Transitioning to a CE model in Athens has resulted in multiple environmental and economic benefits, including improved resource recovery, reduced reliance on landfills, and enhanced environmental stewardship. By promoting the separation and composting of bio-waste, the program supports sustainability goals and contributes to a cleaner and healthier urban environment. The observed increase in bio-waste volumes, particularly between 2022 and 2023, suggests that hospitals are actively engaging in Athens’ broader initiative to foster resource efficiency and waste minimization.

Despite its successes, the study has certain limitations. First, the evaluation considered only two alternatives—composting and sanitary landfill—which, while reflective of current Greek waste management systems, may not capture the full spectrum of potential strategies. Expanding the analysis to include additional alternatives, such as waste-to-energy, could provide a more comprehensive understanding of CE applications. Second, the dataset, while spanning three years, is limited in its temporal scope. A longer-term dataset might offer greater insights into the program’s scalability and resilience under varying conditions. Finally, the reliance on expert opinions for determining criteria weights, while methodologically sound, introduces a degree of subjectivity that could impact the generalizability of the findings.

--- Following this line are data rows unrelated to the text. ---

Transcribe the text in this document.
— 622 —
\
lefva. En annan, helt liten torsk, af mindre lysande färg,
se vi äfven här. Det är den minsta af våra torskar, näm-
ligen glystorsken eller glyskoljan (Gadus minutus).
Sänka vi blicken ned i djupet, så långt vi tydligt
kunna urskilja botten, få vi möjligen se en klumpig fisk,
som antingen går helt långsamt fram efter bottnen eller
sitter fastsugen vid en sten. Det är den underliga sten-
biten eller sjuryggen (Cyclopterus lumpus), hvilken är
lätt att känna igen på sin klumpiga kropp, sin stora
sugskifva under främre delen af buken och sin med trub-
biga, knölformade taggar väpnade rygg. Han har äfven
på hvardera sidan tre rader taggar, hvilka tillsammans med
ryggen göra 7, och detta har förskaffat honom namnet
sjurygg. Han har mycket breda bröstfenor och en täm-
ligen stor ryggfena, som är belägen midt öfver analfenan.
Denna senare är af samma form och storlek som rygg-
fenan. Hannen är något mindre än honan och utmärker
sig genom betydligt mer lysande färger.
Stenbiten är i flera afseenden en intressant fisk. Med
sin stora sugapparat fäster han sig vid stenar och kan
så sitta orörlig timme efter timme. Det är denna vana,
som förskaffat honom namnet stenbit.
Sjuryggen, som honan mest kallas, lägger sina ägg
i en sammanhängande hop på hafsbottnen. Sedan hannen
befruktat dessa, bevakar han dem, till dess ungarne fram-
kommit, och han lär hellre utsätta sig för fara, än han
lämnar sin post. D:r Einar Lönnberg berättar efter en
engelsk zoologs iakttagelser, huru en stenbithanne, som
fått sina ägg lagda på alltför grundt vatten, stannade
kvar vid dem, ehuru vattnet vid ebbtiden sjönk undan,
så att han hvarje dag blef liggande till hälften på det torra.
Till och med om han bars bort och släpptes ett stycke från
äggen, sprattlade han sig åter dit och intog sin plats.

Building on the findings of this study, future research should explore several avenues to enhance the understanding and application of CE principles in urban waste management. First, incorporating additional waste management alternatives, such as advanced waste-to-energy technologies or decentralized treatment systems, could broaden the analysis and could allow us identify innovative solutions. Second, conducting longitudinal studies that extend beyond three years could better capture the long-term impacts of CE models on urban sustainability. Third, integrating digital tools like IoT-based monitoring systems and predictive analytics could improve the accuracy and efficiency of waste management processes. Lastly, expanding the scope of research to include comparative analyses across multiple cities or regions would help validate the findings and establish universally applicable best practices for CE implementation in healthcare waste systems.

The experiences from Athens’ hospital bio-waste collection program underscore the broader potential for CE models in urban settings. By adhering to CE principles, cities can build sustainable waste management systems that address environmental concerns while yielding economic advantages. This program provides valuable insights for municipalities looking to strengthen their waste management practices, highlighting the importance of stakeholder engagement, continuous improvement, and scalability. As more cities adopt similar models, the approach developed in Athens can serve as a blueprint for effective, sustainable bio-waste management strategies in healthcare systems.

In conclusion, the shift from linear to CE-based sustainable bio-waste management models in healthcare systems has proven successful in Athens, demonstrating the feasibility and benefits of integrating CE principles into urban waste management. The consistent growth in bio-waste volumes, effective stakeholder participation, and scalable implementation model underscore the program’s achievements and potential for future expansion. As cities worldwide explore CE practices, the Athens CE bio waste model for healthcare system offers an exemplary framework for sustainable urban development that can be adapted to diverse urban contexts.